Low-income friendly public transit missing: OSHS

Vanderhoof’s vulnerable women need an affordable public transit system, says the safe home society.

Vanderhoof’s vulnerable women need an affordable public transit system, says the safe home society.

The Joy Aitkens Safe Home has received $10,000 of funding earlier this year, as part of the provincial government’s second- and third-year commitments under its three-year $5.5-million Provincial Domestic Violence Plan to provide direct services for Aboriginal children, youth and families in rural and remote communities.

“While we are always grateful for help moving women and children to safety and bringing women into town for groups, counseling, and outreach services,” said Lynne Stuart, director of the Omineca Safe Home Society. “We feel that a safe, convenient and affordable public transit system would help immensely.”

Stuart added, “In a community with no taxi or other transit, and buses that have reduced their routes and have long waits outside, women are still hitchhiking if they need to be somewhere over holidays or the weekends.”

The one-time grant has allowed the society to build on its existing outreach program, she said.

“It helps us bring women from rural areas in for counseling, groups, and outreach services,” Stuart said. “And cover the costs of outreach transportation as outreach workers take the women to court, lawyers appointments, etc.”

She said the funding assists with moving the society’s clients out of Vanderhoof when necessary as well.

“It helps us move women to other centers in other towns if they are feeling unsafe in their community….and move women to larger centers if affordable housing cannot be found here.”

She added that replacement costs for identification documents would also be covered by the funding, “if a woman has left quickly and is unable to take it with her, or it was lost or stolen.”

The Omineca Safe Home Society is one of several organizations in the region that have received the funding, as Fireweed Safe Haven in Fort St.

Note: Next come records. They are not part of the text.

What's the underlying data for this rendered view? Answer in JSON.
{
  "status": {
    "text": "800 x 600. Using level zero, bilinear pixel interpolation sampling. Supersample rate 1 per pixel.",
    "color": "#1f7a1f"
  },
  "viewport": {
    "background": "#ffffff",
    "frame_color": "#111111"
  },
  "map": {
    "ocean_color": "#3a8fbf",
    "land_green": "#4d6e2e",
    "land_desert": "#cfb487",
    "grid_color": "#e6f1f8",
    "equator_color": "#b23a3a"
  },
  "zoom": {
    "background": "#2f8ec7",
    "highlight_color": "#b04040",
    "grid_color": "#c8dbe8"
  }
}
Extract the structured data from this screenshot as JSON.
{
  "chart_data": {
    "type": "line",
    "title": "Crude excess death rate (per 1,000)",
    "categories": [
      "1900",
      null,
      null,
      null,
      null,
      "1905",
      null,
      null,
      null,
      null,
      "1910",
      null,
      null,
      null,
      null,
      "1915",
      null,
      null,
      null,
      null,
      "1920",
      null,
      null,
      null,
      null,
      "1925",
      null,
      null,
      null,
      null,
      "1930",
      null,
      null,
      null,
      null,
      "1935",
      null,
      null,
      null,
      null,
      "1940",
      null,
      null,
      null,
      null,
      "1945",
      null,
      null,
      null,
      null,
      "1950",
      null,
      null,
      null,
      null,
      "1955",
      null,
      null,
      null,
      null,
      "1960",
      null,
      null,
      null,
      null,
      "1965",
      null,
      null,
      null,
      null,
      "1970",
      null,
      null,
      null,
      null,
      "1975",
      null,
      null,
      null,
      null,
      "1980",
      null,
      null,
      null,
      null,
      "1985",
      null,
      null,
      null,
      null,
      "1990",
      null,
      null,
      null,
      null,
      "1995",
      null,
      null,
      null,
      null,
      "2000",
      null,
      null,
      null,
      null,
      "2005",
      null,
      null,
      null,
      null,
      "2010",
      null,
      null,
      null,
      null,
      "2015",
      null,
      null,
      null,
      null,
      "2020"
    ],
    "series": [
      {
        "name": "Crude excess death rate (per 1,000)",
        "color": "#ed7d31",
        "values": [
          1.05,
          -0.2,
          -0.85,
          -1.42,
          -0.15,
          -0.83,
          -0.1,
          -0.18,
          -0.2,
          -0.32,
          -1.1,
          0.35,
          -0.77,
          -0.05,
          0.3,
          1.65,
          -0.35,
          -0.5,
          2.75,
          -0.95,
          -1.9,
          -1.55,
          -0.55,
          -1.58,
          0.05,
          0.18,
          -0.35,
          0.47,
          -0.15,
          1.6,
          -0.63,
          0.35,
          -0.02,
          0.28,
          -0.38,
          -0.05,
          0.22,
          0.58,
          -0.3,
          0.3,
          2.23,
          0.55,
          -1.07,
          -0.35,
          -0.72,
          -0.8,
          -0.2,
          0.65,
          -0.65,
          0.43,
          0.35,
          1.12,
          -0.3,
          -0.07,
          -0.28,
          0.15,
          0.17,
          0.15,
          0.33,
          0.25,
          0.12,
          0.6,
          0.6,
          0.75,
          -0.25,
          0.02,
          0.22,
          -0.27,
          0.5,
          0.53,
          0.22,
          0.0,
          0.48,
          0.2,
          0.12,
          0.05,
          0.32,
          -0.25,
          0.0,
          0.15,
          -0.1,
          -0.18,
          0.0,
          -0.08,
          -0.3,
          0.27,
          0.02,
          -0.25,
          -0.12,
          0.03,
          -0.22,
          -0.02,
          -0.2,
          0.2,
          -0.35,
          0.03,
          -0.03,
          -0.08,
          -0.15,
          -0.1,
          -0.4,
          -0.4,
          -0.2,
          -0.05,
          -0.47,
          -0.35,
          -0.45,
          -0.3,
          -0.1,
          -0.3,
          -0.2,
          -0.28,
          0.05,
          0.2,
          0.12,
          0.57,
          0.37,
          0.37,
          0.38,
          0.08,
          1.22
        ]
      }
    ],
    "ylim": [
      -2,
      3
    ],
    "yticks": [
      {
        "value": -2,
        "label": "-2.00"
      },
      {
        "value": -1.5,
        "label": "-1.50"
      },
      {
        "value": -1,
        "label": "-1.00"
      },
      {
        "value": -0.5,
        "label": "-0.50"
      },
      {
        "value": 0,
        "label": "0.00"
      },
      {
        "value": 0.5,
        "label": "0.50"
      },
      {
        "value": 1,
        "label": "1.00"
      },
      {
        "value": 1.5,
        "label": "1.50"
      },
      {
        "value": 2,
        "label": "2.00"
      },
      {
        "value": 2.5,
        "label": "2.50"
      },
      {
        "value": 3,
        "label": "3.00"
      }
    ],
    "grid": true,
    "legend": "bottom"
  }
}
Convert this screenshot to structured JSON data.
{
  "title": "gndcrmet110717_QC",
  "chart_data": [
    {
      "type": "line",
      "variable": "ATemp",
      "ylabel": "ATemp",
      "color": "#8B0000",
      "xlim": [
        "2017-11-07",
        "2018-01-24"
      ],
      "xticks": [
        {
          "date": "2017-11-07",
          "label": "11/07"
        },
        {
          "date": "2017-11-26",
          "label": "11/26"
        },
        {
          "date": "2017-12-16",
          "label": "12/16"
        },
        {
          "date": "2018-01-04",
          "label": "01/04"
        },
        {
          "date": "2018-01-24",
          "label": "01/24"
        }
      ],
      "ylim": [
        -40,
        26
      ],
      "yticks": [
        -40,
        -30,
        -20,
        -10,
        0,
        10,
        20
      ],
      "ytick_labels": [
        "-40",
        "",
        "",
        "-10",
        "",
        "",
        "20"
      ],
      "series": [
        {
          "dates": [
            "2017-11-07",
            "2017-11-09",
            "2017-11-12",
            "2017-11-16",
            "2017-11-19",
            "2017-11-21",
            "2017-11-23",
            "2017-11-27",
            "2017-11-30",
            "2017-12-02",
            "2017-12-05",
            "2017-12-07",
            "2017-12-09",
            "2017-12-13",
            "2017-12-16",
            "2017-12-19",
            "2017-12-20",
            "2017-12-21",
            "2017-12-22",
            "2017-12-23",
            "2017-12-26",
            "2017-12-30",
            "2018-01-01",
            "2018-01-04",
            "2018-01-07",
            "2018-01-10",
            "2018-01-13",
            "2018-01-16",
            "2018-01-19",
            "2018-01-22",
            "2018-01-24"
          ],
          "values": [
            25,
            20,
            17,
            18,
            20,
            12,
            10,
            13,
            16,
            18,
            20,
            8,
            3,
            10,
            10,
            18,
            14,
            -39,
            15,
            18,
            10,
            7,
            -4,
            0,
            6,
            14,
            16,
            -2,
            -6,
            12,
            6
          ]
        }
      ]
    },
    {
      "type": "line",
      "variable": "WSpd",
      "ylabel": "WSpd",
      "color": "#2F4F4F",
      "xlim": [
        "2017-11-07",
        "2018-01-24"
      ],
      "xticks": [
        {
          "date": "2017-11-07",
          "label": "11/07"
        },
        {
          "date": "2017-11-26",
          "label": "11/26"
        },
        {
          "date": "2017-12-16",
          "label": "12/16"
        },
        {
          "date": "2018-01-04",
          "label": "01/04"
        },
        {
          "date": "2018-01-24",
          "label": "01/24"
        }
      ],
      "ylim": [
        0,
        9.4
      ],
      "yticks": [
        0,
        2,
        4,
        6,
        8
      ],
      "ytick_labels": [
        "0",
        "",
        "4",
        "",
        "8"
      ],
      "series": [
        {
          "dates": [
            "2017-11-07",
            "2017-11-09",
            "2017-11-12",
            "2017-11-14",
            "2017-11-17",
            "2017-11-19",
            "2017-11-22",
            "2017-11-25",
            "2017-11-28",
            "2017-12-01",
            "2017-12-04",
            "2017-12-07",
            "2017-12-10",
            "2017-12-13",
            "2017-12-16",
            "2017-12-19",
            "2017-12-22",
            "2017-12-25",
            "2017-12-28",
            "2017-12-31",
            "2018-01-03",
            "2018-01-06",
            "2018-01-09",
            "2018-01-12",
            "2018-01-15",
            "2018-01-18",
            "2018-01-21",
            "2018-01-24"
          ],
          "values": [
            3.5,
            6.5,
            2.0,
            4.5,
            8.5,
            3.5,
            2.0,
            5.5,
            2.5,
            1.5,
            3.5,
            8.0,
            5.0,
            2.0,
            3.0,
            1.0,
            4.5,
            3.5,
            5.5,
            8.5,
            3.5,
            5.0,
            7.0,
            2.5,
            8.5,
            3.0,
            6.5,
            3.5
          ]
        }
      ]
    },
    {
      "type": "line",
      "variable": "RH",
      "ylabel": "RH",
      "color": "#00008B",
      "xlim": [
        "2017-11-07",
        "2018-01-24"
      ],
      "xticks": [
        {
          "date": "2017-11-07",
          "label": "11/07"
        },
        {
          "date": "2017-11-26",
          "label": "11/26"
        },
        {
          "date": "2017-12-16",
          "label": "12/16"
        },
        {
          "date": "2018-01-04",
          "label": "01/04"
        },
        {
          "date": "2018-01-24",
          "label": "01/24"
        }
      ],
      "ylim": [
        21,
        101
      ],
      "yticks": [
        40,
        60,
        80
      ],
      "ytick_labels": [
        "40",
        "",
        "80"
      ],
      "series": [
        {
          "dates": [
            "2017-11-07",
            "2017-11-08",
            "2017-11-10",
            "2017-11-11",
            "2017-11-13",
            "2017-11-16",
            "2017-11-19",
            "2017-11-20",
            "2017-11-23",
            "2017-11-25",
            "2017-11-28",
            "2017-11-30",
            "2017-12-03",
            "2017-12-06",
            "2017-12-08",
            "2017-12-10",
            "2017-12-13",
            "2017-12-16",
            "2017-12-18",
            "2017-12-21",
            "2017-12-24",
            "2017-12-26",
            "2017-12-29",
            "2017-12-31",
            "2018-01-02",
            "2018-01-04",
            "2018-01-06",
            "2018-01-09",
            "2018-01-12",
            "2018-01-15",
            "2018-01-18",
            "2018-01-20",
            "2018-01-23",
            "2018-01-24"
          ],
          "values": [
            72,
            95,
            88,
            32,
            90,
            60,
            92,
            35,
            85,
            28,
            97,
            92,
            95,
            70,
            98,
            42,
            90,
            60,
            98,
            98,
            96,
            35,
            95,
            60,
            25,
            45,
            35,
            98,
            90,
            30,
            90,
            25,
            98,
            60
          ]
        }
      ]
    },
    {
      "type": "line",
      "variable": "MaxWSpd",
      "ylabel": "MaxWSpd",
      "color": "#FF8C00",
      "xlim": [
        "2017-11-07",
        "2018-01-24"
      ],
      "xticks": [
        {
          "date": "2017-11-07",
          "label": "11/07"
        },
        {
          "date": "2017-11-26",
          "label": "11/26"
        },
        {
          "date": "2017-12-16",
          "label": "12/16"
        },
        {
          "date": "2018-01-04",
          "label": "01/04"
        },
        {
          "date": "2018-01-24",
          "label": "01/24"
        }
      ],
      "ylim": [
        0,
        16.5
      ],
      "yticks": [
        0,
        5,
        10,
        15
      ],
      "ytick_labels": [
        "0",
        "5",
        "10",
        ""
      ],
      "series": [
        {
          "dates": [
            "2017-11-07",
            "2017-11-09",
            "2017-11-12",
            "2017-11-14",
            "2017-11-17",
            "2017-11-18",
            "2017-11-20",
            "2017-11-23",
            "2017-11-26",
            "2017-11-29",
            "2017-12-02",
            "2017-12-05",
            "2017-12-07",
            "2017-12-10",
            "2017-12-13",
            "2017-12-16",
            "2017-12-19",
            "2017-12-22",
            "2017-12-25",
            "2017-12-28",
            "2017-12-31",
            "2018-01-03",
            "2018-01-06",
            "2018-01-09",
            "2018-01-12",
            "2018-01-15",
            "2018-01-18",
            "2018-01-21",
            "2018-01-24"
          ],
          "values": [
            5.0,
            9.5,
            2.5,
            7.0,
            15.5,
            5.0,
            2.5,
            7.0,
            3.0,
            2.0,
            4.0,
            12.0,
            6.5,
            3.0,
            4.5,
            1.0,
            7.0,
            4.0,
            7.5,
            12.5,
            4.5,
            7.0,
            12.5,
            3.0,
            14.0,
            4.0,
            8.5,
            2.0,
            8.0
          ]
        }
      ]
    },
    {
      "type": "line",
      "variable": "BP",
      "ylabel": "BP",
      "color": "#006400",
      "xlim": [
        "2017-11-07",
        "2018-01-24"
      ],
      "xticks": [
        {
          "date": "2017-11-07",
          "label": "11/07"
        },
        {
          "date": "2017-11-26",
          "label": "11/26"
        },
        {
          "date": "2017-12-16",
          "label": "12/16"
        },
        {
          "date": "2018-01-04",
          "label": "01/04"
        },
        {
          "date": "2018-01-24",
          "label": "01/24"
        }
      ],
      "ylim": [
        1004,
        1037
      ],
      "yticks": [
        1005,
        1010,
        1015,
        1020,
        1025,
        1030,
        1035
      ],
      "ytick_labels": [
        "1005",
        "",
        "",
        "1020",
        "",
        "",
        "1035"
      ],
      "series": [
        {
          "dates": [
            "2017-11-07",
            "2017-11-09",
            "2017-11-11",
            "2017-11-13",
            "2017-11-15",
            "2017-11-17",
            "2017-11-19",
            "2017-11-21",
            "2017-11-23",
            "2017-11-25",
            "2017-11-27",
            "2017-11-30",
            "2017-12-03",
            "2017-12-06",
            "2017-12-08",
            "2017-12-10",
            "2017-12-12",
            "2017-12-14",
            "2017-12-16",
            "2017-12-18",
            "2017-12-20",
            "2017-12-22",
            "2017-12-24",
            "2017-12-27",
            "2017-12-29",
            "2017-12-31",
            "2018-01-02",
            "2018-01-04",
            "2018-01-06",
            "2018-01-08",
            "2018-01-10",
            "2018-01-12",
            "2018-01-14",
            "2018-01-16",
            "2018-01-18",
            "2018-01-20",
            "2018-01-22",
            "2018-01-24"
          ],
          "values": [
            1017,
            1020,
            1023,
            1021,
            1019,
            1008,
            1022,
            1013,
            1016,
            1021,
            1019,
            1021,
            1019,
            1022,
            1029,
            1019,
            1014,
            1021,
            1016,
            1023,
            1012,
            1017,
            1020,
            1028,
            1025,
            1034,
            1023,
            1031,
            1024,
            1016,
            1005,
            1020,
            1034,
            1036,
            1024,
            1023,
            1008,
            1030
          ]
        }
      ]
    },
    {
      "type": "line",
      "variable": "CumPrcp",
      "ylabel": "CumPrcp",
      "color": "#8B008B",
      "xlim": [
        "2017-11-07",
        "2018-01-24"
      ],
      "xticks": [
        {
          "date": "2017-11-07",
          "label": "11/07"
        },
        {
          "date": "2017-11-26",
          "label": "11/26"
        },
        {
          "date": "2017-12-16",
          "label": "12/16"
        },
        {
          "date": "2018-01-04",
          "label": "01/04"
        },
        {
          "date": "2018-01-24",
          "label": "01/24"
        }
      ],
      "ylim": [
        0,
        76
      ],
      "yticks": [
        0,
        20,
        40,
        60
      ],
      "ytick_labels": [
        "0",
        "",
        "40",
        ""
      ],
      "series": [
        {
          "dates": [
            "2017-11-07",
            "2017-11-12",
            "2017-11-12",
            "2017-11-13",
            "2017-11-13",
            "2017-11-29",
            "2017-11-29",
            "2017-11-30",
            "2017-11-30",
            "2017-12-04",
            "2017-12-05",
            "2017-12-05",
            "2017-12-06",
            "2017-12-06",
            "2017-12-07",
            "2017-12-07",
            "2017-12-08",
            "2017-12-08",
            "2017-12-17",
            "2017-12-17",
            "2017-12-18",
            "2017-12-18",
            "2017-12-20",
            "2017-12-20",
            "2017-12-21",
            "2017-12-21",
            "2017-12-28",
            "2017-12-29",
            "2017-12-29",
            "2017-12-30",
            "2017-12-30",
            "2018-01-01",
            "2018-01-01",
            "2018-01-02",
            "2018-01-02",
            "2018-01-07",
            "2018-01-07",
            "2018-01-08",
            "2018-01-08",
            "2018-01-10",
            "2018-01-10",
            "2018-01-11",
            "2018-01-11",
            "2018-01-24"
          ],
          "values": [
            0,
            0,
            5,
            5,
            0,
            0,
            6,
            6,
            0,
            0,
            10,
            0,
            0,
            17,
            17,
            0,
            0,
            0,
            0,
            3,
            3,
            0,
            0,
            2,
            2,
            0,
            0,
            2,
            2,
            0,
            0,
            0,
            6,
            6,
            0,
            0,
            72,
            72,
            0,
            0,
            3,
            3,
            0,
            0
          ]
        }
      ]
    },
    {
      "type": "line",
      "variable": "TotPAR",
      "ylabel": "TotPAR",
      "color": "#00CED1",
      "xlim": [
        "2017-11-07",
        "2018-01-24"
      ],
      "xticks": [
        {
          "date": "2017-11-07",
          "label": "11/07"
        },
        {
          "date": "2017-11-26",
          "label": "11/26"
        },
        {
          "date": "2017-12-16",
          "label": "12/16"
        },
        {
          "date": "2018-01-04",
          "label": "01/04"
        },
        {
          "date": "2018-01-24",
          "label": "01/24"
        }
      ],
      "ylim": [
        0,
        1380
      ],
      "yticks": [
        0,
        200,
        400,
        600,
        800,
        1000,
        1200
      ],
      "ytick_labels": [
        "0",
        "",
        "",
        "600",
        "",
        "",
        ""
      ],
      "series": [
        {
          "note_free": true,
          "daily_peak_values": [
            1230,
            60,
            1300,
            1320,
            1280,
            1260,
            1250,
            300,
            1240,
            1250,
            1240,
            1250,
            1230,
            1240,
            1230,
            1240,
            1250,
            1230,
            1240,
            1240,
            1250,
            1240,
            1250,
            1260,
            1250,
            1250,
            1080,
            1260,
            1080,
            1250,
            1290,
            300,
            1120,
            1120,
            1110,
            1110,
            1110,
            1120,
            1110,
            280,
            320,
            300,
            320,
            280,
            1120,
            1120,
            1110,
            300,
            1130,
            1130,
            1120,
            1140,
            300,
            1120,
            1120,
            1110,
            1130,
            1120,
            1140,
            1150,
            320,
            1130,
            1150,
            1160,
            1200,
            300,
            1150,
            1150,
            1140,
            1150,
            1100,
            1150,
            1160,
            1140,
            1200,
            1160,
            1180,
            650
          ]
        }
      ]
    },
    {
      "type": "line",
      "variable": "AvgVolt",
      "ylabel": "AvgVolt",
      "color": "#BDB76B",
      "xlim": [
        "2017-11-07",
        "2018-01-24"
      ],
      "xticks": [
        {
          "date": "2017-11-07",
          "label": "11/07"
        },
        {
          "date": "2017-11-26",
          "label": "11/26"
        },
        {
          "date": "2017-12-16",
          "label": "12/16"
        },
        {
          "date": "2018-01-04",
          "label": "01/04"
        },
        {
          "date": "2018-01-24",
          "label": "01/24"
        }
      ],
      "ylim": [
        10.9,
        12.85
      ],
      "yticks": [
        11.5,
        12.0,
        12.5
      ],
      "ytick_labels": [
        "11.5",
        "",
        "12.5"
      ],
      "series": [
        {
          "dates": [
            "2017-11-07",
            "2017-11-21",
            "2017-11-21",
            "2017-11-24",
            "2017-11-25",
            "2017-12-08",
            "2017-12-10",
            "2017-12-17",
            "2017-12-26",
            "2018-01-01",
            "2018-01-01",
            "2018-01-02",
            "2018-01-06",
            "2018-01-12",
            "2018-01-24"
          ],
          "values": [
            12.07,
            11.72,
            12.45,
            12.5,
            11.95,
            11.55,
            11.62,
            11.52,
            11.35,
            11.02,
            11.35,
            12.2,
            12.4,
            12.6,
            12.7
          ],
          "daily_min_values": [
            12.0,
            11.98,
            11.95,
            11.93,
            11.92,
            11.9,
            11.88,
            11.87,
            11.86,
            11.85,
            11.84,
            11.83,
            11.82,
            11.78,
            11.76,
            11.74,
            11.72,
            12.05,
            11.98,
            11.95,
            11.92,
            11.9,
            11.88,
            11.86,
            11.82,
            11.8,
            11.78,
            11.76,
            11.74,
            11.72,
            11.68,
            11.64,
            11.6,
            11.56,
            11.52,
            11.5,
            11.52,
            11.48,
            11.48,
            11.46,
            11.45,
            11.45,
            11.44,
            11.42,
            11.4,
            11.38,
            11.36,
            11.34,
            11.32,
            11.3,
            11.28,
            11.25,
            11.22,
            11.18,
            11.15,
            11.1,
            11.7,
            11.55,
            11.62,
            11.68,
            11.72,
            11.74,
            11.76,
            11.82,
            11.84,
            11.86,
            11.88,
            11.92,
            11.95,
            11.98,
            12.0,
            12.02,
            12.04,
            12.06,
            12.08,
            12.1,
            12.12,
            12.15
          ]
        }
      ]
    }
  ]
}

James and Eagle’s Nest Transition House in Burns Lake also received $10,000 each to help with its services for remote communities.

“Our government recognizes that Aboriginal women and children, both on and off reserve, reflect a large percentage of British Columbians who are affected by domestic violence and other crimes,” Nechako Lakes MLA John Rustad said. “This funding will help Aboriginal women and children access the supports and services they need to help prevent violence and escape from situations and recover if they have been victims of crime.”